CLIFFORD S. ASNESS landed at Goldman Sachs after earning his PhD from Chicago Booth in 1994. Goldman asked him to set up a “quantitative research desk” and Asness quickly hired two friends, Robert Krail and John Liew, both of whom he knew at the University of Chicago. Combining both Fama's and French's value insight with Asness's momentum insight, they developed a computer model that grabbed a wealth of up-to-the-minute data to identify the cheapest value stocks (Fama and French), but only those that seemed to have started on an upward swing (Asness).
Asness and his colleagues soon discovered their strategy worked not only with stocks but also with currencies, commodities, and even entire economies.

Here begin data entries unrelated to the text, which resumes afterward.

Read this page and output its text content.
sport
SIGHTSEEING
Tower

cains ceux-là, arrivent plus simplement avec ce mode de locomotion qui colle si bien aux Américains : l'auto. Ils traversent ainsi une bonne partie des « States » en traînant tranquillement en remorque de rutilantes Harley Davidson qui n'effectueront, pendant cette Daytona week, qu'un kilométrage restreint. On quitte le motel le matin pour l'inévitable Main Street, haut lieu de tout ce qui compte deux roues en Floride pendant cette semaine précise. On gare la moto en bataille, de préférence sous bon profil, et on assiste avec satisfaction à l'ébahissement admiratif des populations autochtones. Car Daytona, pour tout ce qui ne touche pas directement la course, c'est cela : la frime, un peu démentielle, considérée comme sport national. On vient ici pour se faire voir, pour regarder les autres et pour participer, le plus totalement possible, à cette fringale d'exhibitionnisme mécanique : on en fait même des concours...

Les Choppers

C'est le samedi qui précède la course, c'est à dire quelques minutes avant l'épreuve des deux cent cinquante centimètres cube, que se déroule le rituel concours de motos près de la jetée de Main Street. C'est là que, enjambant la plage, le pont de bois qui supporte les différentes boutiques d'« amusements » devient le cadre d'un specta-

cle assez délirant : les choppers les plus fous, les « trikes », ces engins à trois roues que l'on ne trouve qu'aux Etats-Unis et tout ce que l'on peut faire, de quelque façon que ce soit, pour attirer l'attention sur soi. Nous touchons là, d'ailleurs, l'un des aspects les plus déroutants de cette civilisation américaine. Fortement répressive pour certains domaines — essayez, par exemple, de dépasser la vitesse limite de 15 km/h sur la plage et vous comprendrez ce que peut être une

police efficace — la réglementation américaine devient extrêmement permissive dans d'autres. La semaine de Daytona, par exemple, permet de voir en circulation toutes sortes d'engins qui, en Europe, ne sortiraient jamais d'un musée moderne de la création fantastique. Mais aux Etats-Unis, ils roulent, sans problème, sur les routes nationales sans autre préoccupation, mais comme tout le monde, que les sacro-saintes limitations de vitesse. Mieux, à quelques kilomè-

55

In 1995, Asness's group started an internal hedge fund for Goldman Sachs and a few of its clients using the new model. With just $10 million, the Global Alpha Fund, a market neutral hedge fund, returned 140% in just the first year. The fund did so well that the firm rolled it out and began to market it. Within two years, Asness and his crew had $7 billion in Quantitative Research Group for Goldman Sachs Asset Management (GSAM).

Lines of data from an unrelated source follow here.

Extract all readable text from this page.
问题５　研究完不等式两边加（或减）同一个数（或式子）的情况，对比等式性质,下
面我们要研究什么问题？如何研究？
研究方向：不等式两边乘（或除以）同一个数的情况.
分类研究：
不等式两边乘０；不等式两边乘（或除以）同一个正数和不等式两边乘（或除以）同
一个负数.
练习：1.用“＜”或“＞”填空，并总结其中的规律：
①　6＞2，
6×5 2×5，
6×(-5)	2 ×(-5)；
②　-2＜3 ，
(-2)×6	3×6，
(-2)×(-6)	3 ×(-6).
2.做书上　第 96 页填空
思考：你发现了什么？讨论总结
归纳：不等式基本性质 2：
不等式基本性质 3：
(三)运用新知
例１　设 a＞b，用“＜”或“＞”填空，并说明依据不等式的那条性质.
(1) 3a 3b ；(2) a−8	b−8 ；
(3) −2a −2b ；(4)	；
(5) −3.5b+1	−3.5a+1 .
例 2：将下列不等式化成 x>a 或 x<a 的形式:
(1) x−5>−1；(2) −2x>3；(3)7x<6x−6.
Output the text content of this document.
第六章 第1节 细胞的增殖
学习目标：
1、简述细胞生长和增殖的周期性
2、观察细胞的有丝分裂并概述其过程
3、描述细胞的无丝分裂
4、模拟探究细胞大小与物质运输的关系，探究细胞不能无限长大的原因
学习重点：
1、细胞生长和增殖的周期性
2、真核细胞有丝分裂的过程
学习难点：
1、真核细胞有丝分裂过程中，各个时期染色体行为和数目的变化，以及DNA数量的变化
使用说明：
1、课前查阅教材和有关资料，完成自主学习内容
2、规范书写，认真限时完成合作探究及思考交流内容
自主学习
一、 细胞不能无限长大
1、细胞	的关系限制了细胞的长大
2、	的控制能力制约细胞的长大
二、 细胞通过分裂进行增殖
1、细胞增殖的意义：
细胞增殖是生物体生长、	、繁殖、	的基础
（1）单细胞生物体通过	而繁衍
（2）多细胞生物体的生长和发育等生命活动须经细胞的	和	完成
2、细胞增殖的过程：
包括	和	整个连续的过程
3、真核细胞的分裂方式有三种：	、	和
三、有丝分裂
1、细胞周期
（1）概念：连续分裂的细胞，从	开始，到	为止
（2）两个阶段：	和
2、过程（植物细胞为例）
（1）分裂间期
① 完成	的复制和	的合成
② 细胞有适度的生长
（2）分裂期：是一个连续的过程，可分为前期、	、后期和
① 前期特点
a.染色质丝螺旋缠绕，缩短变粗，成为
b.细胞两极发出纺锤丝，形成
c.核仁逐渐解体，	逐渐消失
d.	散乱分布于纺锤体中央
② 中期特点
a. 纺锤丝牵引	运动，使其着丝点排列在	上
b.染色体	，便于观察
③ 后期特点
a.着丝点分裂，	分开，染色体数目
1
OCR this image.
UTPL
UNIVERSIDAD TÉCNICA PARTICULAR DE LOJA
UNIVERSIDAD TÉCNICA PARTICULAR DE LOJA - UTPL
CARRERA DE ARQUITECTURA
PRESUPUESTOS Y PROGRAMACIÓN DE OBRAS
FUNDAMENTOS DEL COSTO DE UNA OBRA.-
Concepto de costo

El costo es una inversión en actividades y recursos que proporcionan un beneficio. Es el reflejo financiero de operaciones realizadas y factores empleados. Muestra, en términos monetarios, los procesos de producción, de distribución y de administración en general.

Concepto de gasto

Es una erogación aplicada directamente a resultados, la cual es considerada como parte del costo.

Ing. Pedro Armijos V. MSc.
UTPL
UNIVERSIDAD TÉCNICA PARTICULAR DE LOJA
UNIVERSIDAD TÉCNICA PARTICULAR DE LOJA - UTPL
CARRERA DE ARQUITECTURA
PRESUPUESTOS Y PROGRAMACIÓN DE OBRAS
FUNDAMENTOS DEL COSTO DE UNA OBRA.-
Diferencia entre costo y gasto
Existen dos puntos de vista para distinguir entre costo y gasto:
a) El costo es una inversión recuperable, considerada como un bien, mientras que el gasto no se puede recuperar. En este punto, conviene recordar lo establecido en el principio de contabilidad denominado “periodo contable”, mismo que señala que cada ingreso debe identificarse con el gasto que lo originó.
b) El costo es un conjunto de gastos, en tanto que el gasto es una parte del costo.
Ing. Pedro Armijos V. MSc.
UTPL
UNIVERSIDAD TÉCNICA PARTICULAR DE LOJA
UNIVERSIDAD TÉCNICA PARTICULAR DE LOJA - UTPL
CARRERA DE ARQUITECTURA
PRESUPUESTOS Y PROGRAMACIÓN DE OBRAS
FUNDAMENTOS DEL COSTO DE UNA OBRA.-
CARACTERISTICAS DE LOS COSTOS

In January 1998, Asness along with Krail, Liew, and several other Goldman Sachs colleagues, resigned and formed AQR (Applied Quantitative Research) Capital Management LLC. By 2007, AQR had built up substantial prestige based on its return-on-equity figures and is now a diversified investment management firm. Asness has gathered the reputation of an intellectual heavyweight in the hedge fund community. He is known for his skeptical approach to Wall Street's perpetual bullishness and frank speaking.